Reference Id: PHARMATUTOR-ART-1393

INTRODUCTION
Topical drug administration is a localized drug delivery system anywhere in the body through ophthalmic, rectal, vaginal and skin as topical routes.Topical drug delivery can be defined as the application of a drug containing formulation to the skin to directly treat cutaneous disorders (e.g. acne) or the cutaneous manifestations of a general disease (e.g. psoriasis) with the intent of containing the pharmacological or other effect of the drug to the surface of the skin or within the skin.Skin is one of the most readily accessible organs on human body for topical administration and is the main route of topical drug delivery system. It affords to maintain applied preparation intact for a prolonged time and this has resulted in its increasing use as a route of administration whether for local, regional or systemic effects.

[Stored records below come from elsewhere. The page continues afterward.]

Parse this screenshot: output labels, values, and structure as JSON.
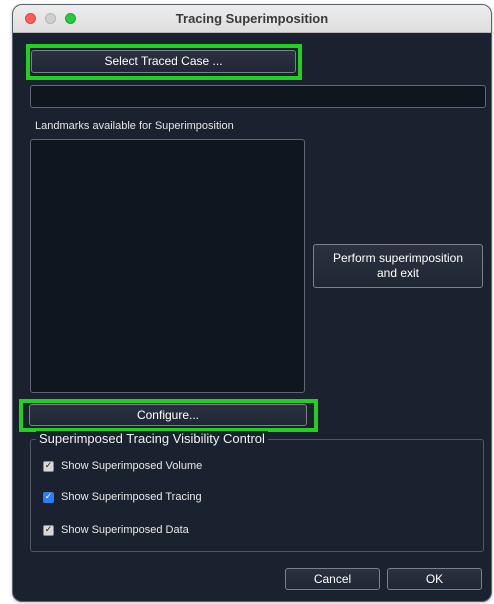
{
  "window": {
    "title": "Tracing Superimposition"
  },
  "buttons": {
    "select_traced_case": "Select Traced Case ...",
    "perform_line1": "Perform superimposition",
    "perform_line2": "and exit",
    "configure": "Configure...",
    "cancel": "Cancel",
    "ok": "OK"
  },
  "case_path": {
    "value": ""
  },
  "landmarks": {
    "label": "Landmarks available for Superimposition",
    "items": []
  },
  "visibility": {
    "title": "Superimposed Tracing Visibility Control",
    "items": [
      {
        "label": "Show Superimposed Volume",
        "checked": true,
        "check_style": "gray"
      },
      {
        "label": "Show Superimposed Tracing",
        "checked": true,
        "check_style": "blue"
      },
      {
        "label": "Show Superimposed Data",
        "checked": true,
        "check_style": "gray"
      }
    ]
  },
  "highlight_color": "#22d11f"
}
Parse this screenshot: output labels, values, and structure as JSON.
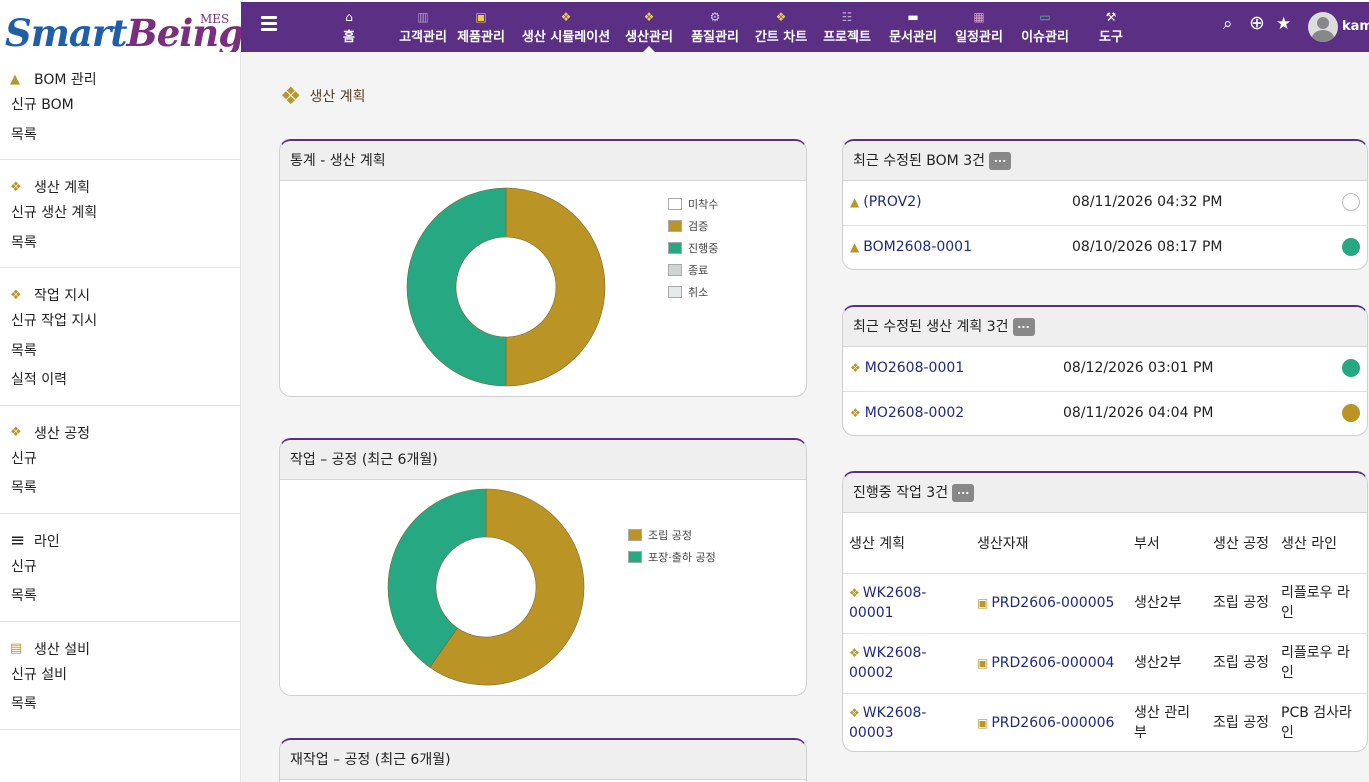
{
  "brand": {
    "logo_part1": "Smart",
    "logo_part2": "Being",
    "logo_sup": "MES"
  },
  "nav": {
    "items": [
      {
        "label": "홈",
        "icon": "home-icon"
      },
      {
        "label": "고객관리",
        "icon": "building-icon"
      },
      {
        "label": "제품관리",
        "icon": "cube-icon"
      },
      {
        "label": "생산 시뮬레이션",
        "icon": "cubes-icon"
      },
      {
        "label": "생산관리",
        "icon": "cubes-icon"
      },
      {
        "label": "품질관리",
        "icon": "cogs-icon"
      },
      {
        "label": "간트 차트",
        "icon": "cubes-icon"
      },
      {
        "label": "프로젝트",
        "icon": "sitemap-icon"
      },
      {
        "label": "문서관리",
        "icon": "folder-icon"
      },
      {
        "label": "일정관리",
        "icon": "calendar-icon"
      },
      {
        "label": "이슈관리",
        "icon": "ticket-icon"
      },
      {
        "label": "도구",
        "icon": "tools-icon"
      }
    ],
    "active": "생산관리",
    "user_name": "kame"
  },
  "sidebar": {
    "sections": [
      {
        "title": "BOM 관리",
        "icon": "shapes-icon",
        "items": [
          "신규 BOM",
          "목록"
        ]
      },
      {
        "title": "생산 계획",
        "icon": "cubes-icon",
        "items": [
          "신규 생산 계획",
          "목록"
        ]
      },
      {
        "title": "작업 지시",
        "icon": "cubes-icon",
        "items": [
          "신규 작업 지시",
          "목록",
          "실적 이력"
        ]
      },
      {
        "title": "생산 공정",
        "icon": "cubes-icon",
        "items": [
          "신규",
          "목록"
        ]
      },
      {
        "title": "라인",
        "icon": "bars-icon",
        "items": [
          "신규",
          "목록"
        ]
      },
      {
        "title": "생산 설비",
        "icon": "pallet-icon",
        "items": [
          "신규 설비",
          "목록"
        ]
      }
    ]
  },
  "page": {
    "title": "생산 계획"
  },
  "stats_card": {
    "title": "통계 - 생산 계획",
    "legend": [
      {
        "label": "미착수",
        "color": "#ffffff"
      },
      {
        "label": "검증",
        "color": "#bb9426"
      },
      {
        "label": "진행중",
        "color": "#26a882"
      },
      {
        "label": "종료",
        "color": "#cfd4d4"
      },
      {
        "label": "취소",
        "color": "#e6eaea"
      }
    ]
  },
  "chart_data": [
    {
      "type": "pie",
      "title": "통계 - 생산 계획",
      "categories": [
        "미착수",
        "검증",
        "진행중",
        "종료",
        "취소"
      ],
      "values": [
        0,
        1,
        1,
        0,
        0
      ],
      "colors": [
        "#ffffff",
        "#bb9426",
        "#26a882",
        "#cfd4d4",
        "#e6eaea"
      ],
      "legend": "right"
    },
    {
      "type": "pie",
      "title": "작업 – 공정 (최근 6개월)",
      "categories": [
        "조립 공정",
        "포장·출하 공정"
      ],
      "values": [
        2,
        1.35
      ],
      "colors": [
        "#bb9426",
        "#26a882"
      ],
      "legend": "right"
    }
  ],
  "process_card": {
    "title": "작업 – 공정 (최근 6개월)",
    "legend": [
      {
        "label": "조립 공정",
        "color": "#bb9426"
      },
      {
        "label": "포장·출하 공정",
        "color": "#26a882"
      }
    ]
  },
  "rework_card": {
    "title": "재작업 – 공정 (최근 6개월)"
  },
  "recent_bom": {
    "title": "최근 수정된 BOM 3건",
    "more": "...",
    "rows": [
      {
        "id": "(PROV2)",
        "date": "08/11/2026 04:32 PM",
        "status_color": "#ffffff"
      },
      {
        "id": "BOM2608-0001",
        "date": "08/10/2026 08:17 PM",
        "status_color": "#26a882"
      }
    ]
  },
  "recent_plans": {
    "title": "최근 수정된 생산 계획 3건",
    "more": "...",
    "rows": [
      {
        "id": "MO2608-0001",
        "date": "08/12/2026 03:01 PM",
        "status_color": "#26a882"
      },
      {
        "id": "MO2608-0002",
        "date": "08/11/2026 04:04 PM",
        "status_color": "#bb9426"
      }
    ]
  },
  "in_progress": {
    "title": "진행중 작업 3건",
    "more": "...",
    "columns": [
      "생산 계획",
      "생산자재",
      "부서",
      "생산 공정",
      "생산 라인"
    ],
    "rows": [
      {
        "plan": "WK2608-00001",
        "material": "PRD2606-000005",
        "dept": "생산2부",
        "process": "조립 공정",
        "line": "리플로우 라인"
      },
      {
        "plan": "WK2608-00002",
        "material": "PRD2606-000004",
        "dept": "생산2부",
        "process": "조립 공정",
        "line": "리플로우 라인"
      },
      {
        "plan": "WK2608-00003",
        "material": "PRD2606-000006",
        "dept": "생산 관리부",
        "process": "조립 공정",
        "line": "PCB 검사라인"
      }
    ]
  }
}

Topical antifungals are the agents, meant for topical use for fungal infection. Topical application of drug at the affected site offers potential advantage of delivering drug directly to the site of action. Local infection can be treated by application of products which forms transparent water vapours and air permeable film over the skin surfaces, from which drug releases continuously to the skin site and skin structure infection and the disease of the patient would be treated. At present, there are number of antifungal agents used in topical applications like clotrimazole, griseofulvin, itraconazole, fluconazole etc.

Clotrimazole was used as a model drug. Clotrimazole is an imidazole derivative with a broad spectrum antimycotic activity. It acts by inhibiting biosynthesis of ergosterol, an important component of fungal cell membranes. It is widely used for the treatment of localcandidiasis, vaginal yeast infections; topical applications include fungal infections such as ring worm, athlete’s foot and jock itch.Its action leads to increased membrane permeability and apparent disruption of enzyme systems bound to the membrane. The major drawback of this drug is its insolubility in water.

The techniques generally employed to enhance the solubility of poorly water-soluble drugs are, use of surface-active agent, hydrates and solvates, polymorphism, complexation, solid dispersion. Among this Solid dispersion is a unique technique used to increase solubility, dissolution and bioavailability of poorly water-soluble drugs.  Conventional method for preparing solid dispersion includes solvent wetting method, physical mixture, complex formations, and solvent evaporation techniques.

Creams, gels, ointments and pastes are some of the topical semisolids in use for many decades. The extensive studies on release properties have revealed that the active ingredients in gel based formulations are better percutaneously absorbed than cream or ointment bases.

MATERIALS AND METHODS

Materials
Clotrimazole I.P. (Gift sample from Chethana Pharmaceuticals, Perinthalmanna, Kerala),       β cyclodextrin , Carbopol 940, hydroxyl propyl methyl cellulose, methyl cellulose, Methyl paraben (Hi media Laboratories pvt.Ltd , Mumbai),Propylene glycol (Lobha chemie pvt.ltd, Mumbai),Triethanolamine, Ethanol (Sd fine – chem. Ltd,Mumbai

Methods
Preparation of Clotrimazole solid dispersion

Solid dispersions of clotrimazole in β cyclodextrin containing three ratios (1:1, 1:2, 1:3 w/w) were prepared by kneading method. Here betacyclodextrin was taken in mortar and little amount of ethanol was added and triturated to obtained a homogenous slurry like consistency. Slowly the drug was incorporated into the slurry, and trituration was continued for 1 hour and then dried at 250 c for 24 hours, pulverized, sieved through mesh no.100.The resultant formulations were stored in desiccators until further investigation.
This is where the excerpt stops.